Thankfully most treat this connections as above board but it’s just so weird when it happens. Even if I was single I would never dream by starting off by talking about a connection’s physical appearance. Just creepy!

Ah well, good thing I’m not obligated to respond. I’ll just keep cooking!

For this dish I thought I should actually look through my cookery books. They are not just pretty books! I really liked the risotto Milanese from a Williams Sonoma book. A great accompaniment to pan seared chicken. Here is my version.

To start the prep bring 5 cups/40 oz of chicken stock to a simmer. In a small bowl add about a teaspoon of loose saffron threads with a 1/4 cup/2 oz of hot water. Set aside to soak.

I just love that colour. In the large skillet that the risotto will be cooked in, add a couple of tablespoons of olive oil. Season the chicken thighs with sea salt and pepper. Begin browning the chicken.

Finish cooking the chicken in the oven at 375F/190C. Add a 1/2 cup of chopped pancetta and a finely chopped shallot. Sauté until the shallots begin to soften.

Slice a few mushrooms and stir in. Add 1 1/2 cups of arborio rice to the skillet cooking for a couple of minutes. Then add a half cup/4oz of a dry white wine.

Gradually add the stock a bit at a time with the rice on medium heat. Halfway through the cooking add the saffron along with sea salt and pepper to taste.

Near the end of cooking before the liquid is absorbed, toss in 2 tablespoons of butter and about 3/4 cup of freshly grated Parmesan cheese.

Once the liquid is absorbed serve with chicken and garnish with parsley.

For those that live in the cold climes, trying to get decent photos without natural light can be like trying find a yeti. But this time I tried candlelight. Why I didn’t think of this before. I have no idea.

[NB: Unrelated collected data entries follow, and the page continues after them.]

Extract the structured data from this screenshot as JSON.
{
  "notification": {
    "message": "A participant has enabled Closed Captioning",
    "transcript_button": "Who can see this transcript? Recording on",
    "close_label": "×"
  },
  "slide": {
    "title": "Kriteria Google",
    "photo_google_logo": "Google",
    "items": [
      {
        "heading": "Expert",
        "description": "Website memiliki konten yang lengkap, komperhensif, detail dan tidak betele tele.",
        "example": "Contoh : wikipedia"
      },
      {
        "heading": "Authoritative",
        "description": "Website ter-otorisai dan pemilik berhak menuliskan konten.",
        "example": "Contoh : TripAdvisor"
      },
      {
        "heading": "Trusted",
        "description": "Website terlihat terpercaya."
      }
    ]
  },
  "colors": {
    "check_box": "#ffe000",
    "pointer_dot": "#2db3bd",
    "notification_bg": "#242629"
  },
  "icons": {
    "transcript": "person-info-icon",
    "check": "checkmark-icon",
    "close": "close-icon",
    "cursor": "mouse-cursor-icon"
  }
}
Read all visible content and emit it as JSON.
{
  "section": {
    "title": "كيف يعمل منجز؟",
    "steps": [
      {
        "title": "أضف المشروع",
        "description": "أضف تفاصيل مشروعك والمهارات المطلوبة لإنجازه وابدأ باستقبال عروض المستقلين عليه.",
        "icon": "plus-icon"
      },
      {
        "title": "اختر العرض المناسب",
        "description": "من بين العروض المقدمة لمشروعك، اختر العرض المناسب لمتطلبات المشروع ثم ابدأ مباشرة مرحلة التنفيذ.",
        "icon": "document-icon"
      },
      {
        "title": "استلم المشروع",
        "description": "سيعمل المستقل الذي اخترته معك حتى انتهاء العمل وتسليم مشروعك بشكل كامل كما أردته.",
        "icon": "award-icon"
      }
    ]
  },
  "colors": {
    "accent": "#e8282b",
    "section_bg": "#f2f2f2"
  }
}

Bacon and Chicken White Bean Soup and We Have a Houdini

Our puppy boys aren’t actually puppies, they are 11 and 8. We call them puppies as they like to act like that and occasionally they teach themselves new tricks. Guinness, our 11 year old, decided to channel Houdini this morning. Because we’re still having work done on the house we put the dogs safely in a room. It usually works. Only this morning Guinness figured out how to open our sliding doors. It got a little hairy as we corralled him. It was bit bit like a comedy of people going in and out of rooms but no one could see anyone else.

Murphy has been taking this in stride but Guinness has taken to muttering at the intrusions. Definitely put out! Fortunately it will be over soon and he’ll soon get his room back. Silly sausage.

With the cacophony going on, comfort food hits the spot. Bacon chicken white bean soup fits the bill. I added bacon and chicken to this soup because they needed to be used up. Necessity being the mother of invention and all that.

In a saucepan add a half chicken breast that has been cubed and 3-4 rashers of streaky bacon that has been chopped. Sauté on medium heat.

Slice 2-3 mushrooms and chop 4-6 cloves of garlic. Once the bacon has rendered a bit add the veg to the saucepan.

Add 3 cups/24 ounces of chicken stock and bring to a simmer. Next add 2 cans of 15 ounce cans of white beans after rinsing them. Continue to simmer until the beans are cooked through. Season with se salt and pepper. A healthy splash of white wine, ahandful of fresh parsley and 4 ounces of freshly grated Parmesan finishes off the soup.

Fresh baked crusty bread with butter is a perfect companion to this soup.

I really enjoyed this hearty soup. A nice break from all the upheaval.